The GOP has to realize that income redistribution is inevitable. The key battle is to keep the federal government as small, weak, and inexpensive as possible. Wherever possible, government power should be at the state level rather than the federal level.

Cedarford said...

edutcher said...
As many said, Newt has baggage, but what does it say about the former Governor of MA that he still hasn't renounced the same thing?
==================
A recognition of reality. Left to the states, perhaps 20 or so will have voters elect to put a variant of Romneycare in place. Hopefully with major tweaks to cut costs after even Mass Dems conceeded they put too many bells and whistles in and blocked some of Romney's cost containment proposals.
And the states do need to leverage buying power - like negotiating drug prices down to Canadian or Mexican costs for the same drug, and introduce far more competition between insurers.
Why should Romney apologize for a system voters in many states will go with?
And any good fiscal conservative is against the present system that encourages free riding and forcing taxpayers and insurance rate payers to pick up the tab. So a fiscal conservative, vs. the much less analytical "values conservative" or lala land libertarian - is for the individual mandate.

Seeing Red said...

If we want to get America healthy cut out this processed wheat and whole grain crap.

Jason said...

Don't project your celiac disease on me, you fascist.

The Crack Emcee said...

Oso Negro,

The Democrats are going to get their nominee. Even the NYT is crowing about Romney's "inevitability" today. There is a lot to like for them - either they get Obama part two or another Democrat as president.

There's more than one issue in this election,...

Seeing Red said...

Don't project your celiac disease on me, you fascist.

I don't have it, have you ever looked at the heart scan blog?

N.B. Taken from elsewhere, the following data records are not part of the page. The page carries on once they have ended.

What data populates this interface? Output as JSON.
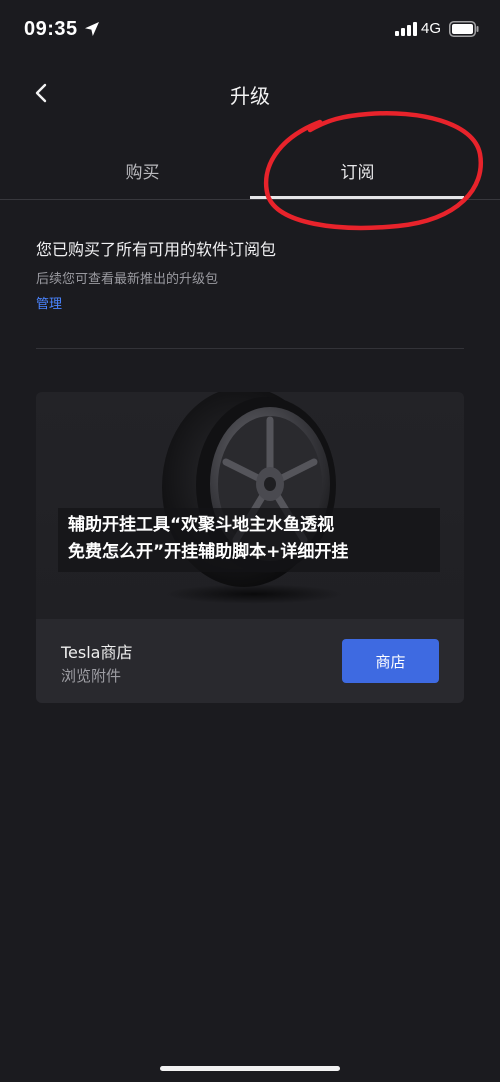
{
  "status_bar": {
    "time": "09:35",
    "network": "4G",
    "icons": [
      "location-arrow-icon",
      "signal-bars-icon",
      "battery-icon"
    ]
  },
  "header": {
    "title": "升级",
    "back_icon": "chevron-left-icon"
  },
  "tabs": [
    {
      "label": "购买",
      "active": false
    },
    {
      "label": "订阅",
      "active": true
    }
  ],
  "subscription": {
    "heading": "您已购买了所有可用的软件订阅包",
    "subtitle": "后续您可查看最新推出的升级包",
    "manage_label": "管理"
  },
  "store_card": {
    "image": "wheel-image",
    "name": "Tesla商店",
    "subtitle": "浏览附件",
    "button_label": "商店"
  },
  "overlay_caption": {
    "line1": "辅助开挂工具“欢聚斗地主水鱼透视",
    "line2": "免费怎么开”开挂辅助脚本+详细开挂"
  },
  "colors": {
    "background": "#1b1b1f",
    "accent_blue": "#3e6ae1",
    "link_blue": "#4a84ff",
    "annotation_red": "#e8232b"
  }
}
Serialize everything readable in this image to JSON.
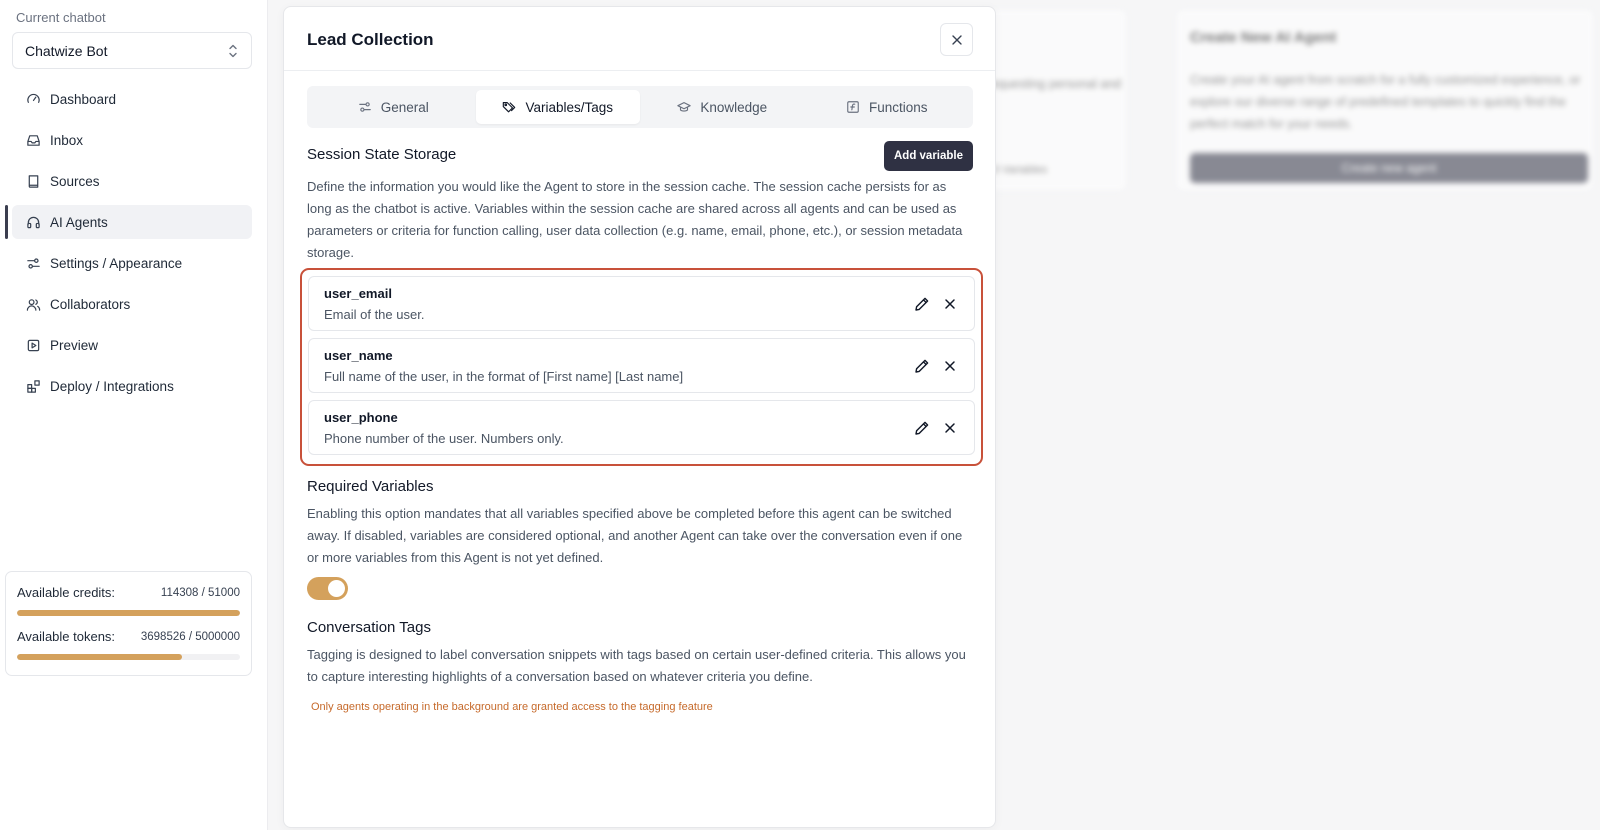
{
  "sidebar": {
    "current_chatbot_label": "Current chatbot",
    "chatbot_name": "Chatwize Bot",
    "nav": [
      {
        "label": "Dashboard",
        "icon": "gauge-icon"
      },
      {
        "label": "Inbox",
        "icon": "inbox-icon"
      },
      {
        "label": "Sources",
        "icon": "book-icon"
      },
      {
        "label": "AI Agents",
        "icon": "headset-icon",
        "active": true
      },
      {
        "label": "Settings / Appearance",
        "icon": "sliders-icon"
      },
      {
        "label": "Collaborators",
        "icon": "users-icon"
      },
      {
        "label": "Preview",
        "icon": "play-square-icon"
      },
      {
        "label": "Deploy / Integrations",
        "icon": "blocks-icon"
      }
    ],
    "credits": {
      "label": "Available credits:",
      "value": "114308 / 51000",
      "fill_ratio": 1.0
    },
    "tokens": {
      "label": "Available tokens:",
      "value": "3698526 / 5000000",
      "fill_ratio": 0.7397
    },
    "accent_color": "#d4a15c"
  },
  "background": {
    "card1_text": "requesting personal and",
    "card1_meta": "3 Variables",
    "card2_title": "Create New AI Agent",
    "card2_desc": "Create your AI agent from scratch for a fully customized experience, or explore our diverse range of predefined templates to quickly find the perfect match for your needs.",
    "card2_button": "Create new agent"
  },
  "modal": {
    "title": "Lead Collection",
    "tabs": [
      {
        "label": "General",
        "icon": "sliders-icon"
      },
      {
        "label": "Variables/Tags",
        "icon": "tags-icon",
        "active": true
      },
      {
        "label": "Knowledge",
        "icon": "graduation-cap-icon"
      },
      {
        "label": "Functions",
        "icon": "function-square-icon"
      }
    ],
    "session": {
      "title": "Session State Storage",
      "add_button": "Add variable",
      "description": "Define the information you would like the Agent to store in the session cache. The session cache persists for as long as the chatbot is active. Variables within the session cache are shared across all agents and can be used as parameters or criteria for function calling, user data collection (e.g. name, email, phone, etc.), or session metadata storage."
    },
    "variables": [
      {
        "name": "user_email",
        "description": "Email of the user."
      },
      {
        "name": "user_name",
        "description": "Full name of the user, in the format of [First name] [Last name]"
      },
      {
        "name": "user_phone",
        "description": "Phone number of the user. Numbers only."
      }
    ],
    "required": {
      "title": "Required Variables",
      "description": "Enabling this option mandates that all variables specified above be completed before this agent can be switched away. If disabled, variables are considered optional, and another Agent can take over the conversation even if one or more variables from this Agent is not yet defined.",
      "enabled": true
    },
    "tags": {
      "title": "Conversation Tags",
      "description": "Tagging is designed to label conversation snippets with tags based on certain user-defined criteria. This allows you to capture interesting highlights of a conversation based on whatever criteria you define.",
      "warning": "Only agents operating in the background are granted access to the tagging feature"
    },
    "highlight_color": "#c8513a"
  }
}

I just love bread & sweets, tho.

Robert Cook said...

"Then why do so many Brits who can afford to, come here for treatment?"

How many is "so many?"

That aside, no one denies that we have excellent doctors and medical facilities here...for those "who can afford to." The problem is that many Americans can't afford it, and as health care costs continue to increase,including, of course, the cost of insurance--and as unemployment increases, (and as more of those who are employed are made "independent contractors" or become temporary hires who receive no employer provided group health insurance--more and more Americans will be unable to afford the excellent health care available to the most affluent.

But that's okay...let the rabble die, and the gene pool will be improved.